62 Decreasing Blood Culture Contamination Rates in the Emergency Department (ED) and Urgent Care Centers

Wednesday, January 20, 2010
Stacy L. Doyle, RN, MBA, CPN , Emergency Department, Children's Mercy Hospitals and Clinics, Kansas City, MO
Tracy Hartman, MHA, CPHQ , Quality Improvement, Children's Mercy Hospitals and Clinics, Kansas City, MO
Georgia Stephens, RN, BSN, NE-BC , Emergency Department, Children's Mercy Hospitals and Clinics, Kansas City, MO
Lisa L. Schroeder, MD, FAAP, FACEP , Emergency Department, Children's Mercy Hospitals and Clinics, Kansas City, MO
Laura Fitzmaurice, MD, FAAP, FACEP , Children's Mercy Hospitals and Clinics, Kansas City, MO
Purpose:
Early in 2008 we identified that our ED and Urgent Care Centers (2) had a greater rate of contaminated blood cultures compared to a national benchmark. Our goal was to determine where contaminants were being introduced and identify a practice change that would lead to an overall rate decrease.

Significance:
Contamination in blood cultures can lead to return visits to the ED, increased cost to family and hospital, possible admission due to tainted results, and unnecessary administration of antibiotics and family anxiety. Also, repeated labs for another blood culture costs $103 and 40 minutes staff time.

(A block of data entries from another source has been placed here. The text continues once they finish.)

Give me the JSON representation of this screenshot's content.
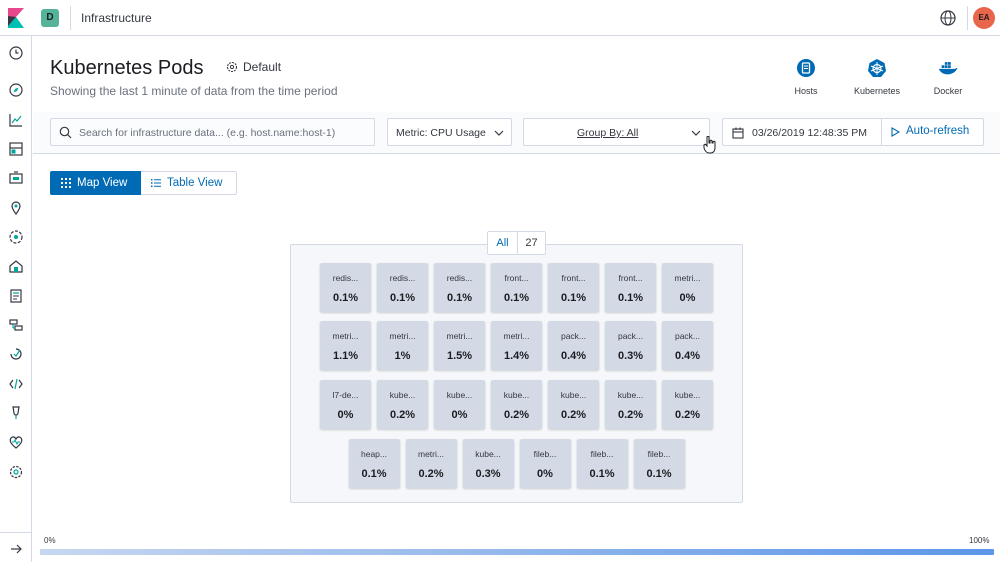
{
  "header": {
    "space_initial": "D",
    "app_title": "Infrastructure",
    "user_initials": "EA"
  },
  "page": {
    "title": "Kubernetes Pods",
    "source_label": "Default",
    "subtitle": "Showing the last 1 minute of data from the time period"
  },
  "node_types": [
    {
      "label": "Hosts",
      "icon": "hosts-icon",
      "color": "#006bb4"
    },
    {
      "label": "Kubernetes",
      "icon": "kubernetes-icon",
      "color": "#006bb4"
    },
    {
      "label": "Docker",
      "icon": "docker-icon",
      "color": "#006bb4"
    }
  ],
  "toolbar": {
    "search_placeholder": "Search for infrastructure data... (e.g. host.name:host-1)",
    "metric_label": "Metric: CPU Usage",
    "group_by_label": "Group By: All",
    "date": "03/26/2019 12:48:35 PM",
    "refresh_label": "Auto-refresh"
  },
  "view_toggle": {
    "map_label": "Map View",
    "table_label": "Table View",
    "selected": "map"
  },
  "map": {
    "group_name": "All",
    "group_count": "27",
    "rows": [
      [
        {
          "name": "redis...",
          "value": "0.1%"
        },
        {
          "name": "redis...",
          "value": "0.1%"
        },
        {
          "name": "redis...",
          "value": "0.1%"
        },
        {
          "name": "front...",
          "value": "0.1%"
        },
        {
          "name": "front...",
          "value": "0.1%"
        },
        {
          "name": "front...",
          "value": "0.1%"
        },
        {
          "name": "metri...",
          "value": "0%"
        }
      ],
      [
        {
          "name": "metri...",
          "value": "1.1%"
        },
        {
          "name": "metri...",
          "value": "1%"
        },
        {
          "name": "metri...",
          "value": "1.5%"
        },
        {
          "name": "metri...",
          "value": "1.4%"
        },
        {
          "name": "pack...",
          "value": "0.4%"
        },
        {
          "name": "pack...",
          "value": "0.3%"
        },
        {
          "name": "pack...",
          "value": "0.4%"
        }
      ],
      [
        {
          "name": "l7-de...",
          "value": "0%"
        },
        {
          "name": "kube...",
          "value": "0.2%"
        },
        {
          "name": "kube...",
          "value": "0%"
        },
        {
          "name": "kube...",
          "value": "0.2%"
        },
        {
          "name": "kube...",
          "value": "0.2%"
        },
        {
          "name": "kube...",
          "value": "0.2%"
        },
        {
          "name": "kube...",
          "value": "0.2%"
        }
      ],
      [
        {
          "name": "heap...",
          "value": "0.1%"
        },
        {
          "name": "metri...",
          "value": "0.2%"
        },
        {
          "name": "kube...",
          "value": "0.3%"
        },
        {
          "name": "fileb...",
          "value": "0%"
        },
        {
          "name": "fileb...",
          "value": "0.1%"
        },
        {
          "name": "fileb...",
          "value": "0.1%"
        }
      ]
    ]
  },
  "legend": {
    "min_label": "0%",
    "max_label": "100%",
    "color_min": "#c7d7f0",
    "color_max": "#5c96e8"
  },
  "sidebar": {
    "icons": [
      "recently-viewed-icon",
      "discover-icon",
      "visualize-icon",
      "dashboard-icon",
      "canvas-icon",
      "maps-icon",
      "machine-learning-icon",
      "infrastructure-icon",
      "logs-icon",
      "apm-icon",
      "uptime-icon",
      "dev-tools-icon",
      "monitoring-icon",
      "management-icon",
      "heartbeat-icon",
      "settings-icon"
    ],
    "collapse_icon": "collapse-arrow-icon"
  },
  "colors": {
    "accent": "#006bb4",
    "node_fill": "#d4dae5"
  }
}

Strategy and Implementation:
Retrospective data regarding the total number of cultures and total number of contaminated cultures was gathered. Current nursing practice was explored through interview and direct observation and evaluated step-by-step through flow diagrams to identify potential entry for contaminates in the current collection process. Our practice involved drawing blood cultures simultaneously with other lab work when placing an IV. Pre-intervention process was changed to eliminate potential entry points for contaminates by ensuring proper cleaning of blood culture bottles, proper disinfection of the collection site and a separate venipuncture from the IV placement using a closed collection system. We set a goal of less than 4% contamination rate based on benchmarking with other hospitals. ED RNs were then educated in the new process and procedure for blood culture collection. Physicians were alerted of the change in practice in order to assist in the preparation of the families for the procedure.

Evaluation:
The intervention is analyzed monthly by collecting data (total cultures, positives and contamination rate) from lab (pre-intervention high: 11.38%, post-intervention high: 3.18%). Spikes above 4% are investigated by the ED leadership to evaluate educational opportunities and practice variation.

Implications for Practice:
Using rapid cycle improvement, nursing practice changes in how samples are obtained can lead to lower contamination improving patient satisfaction and quality. An added benefit was the intervention led to lower blood culture volume as physicians reviewed other results before ordering cultures.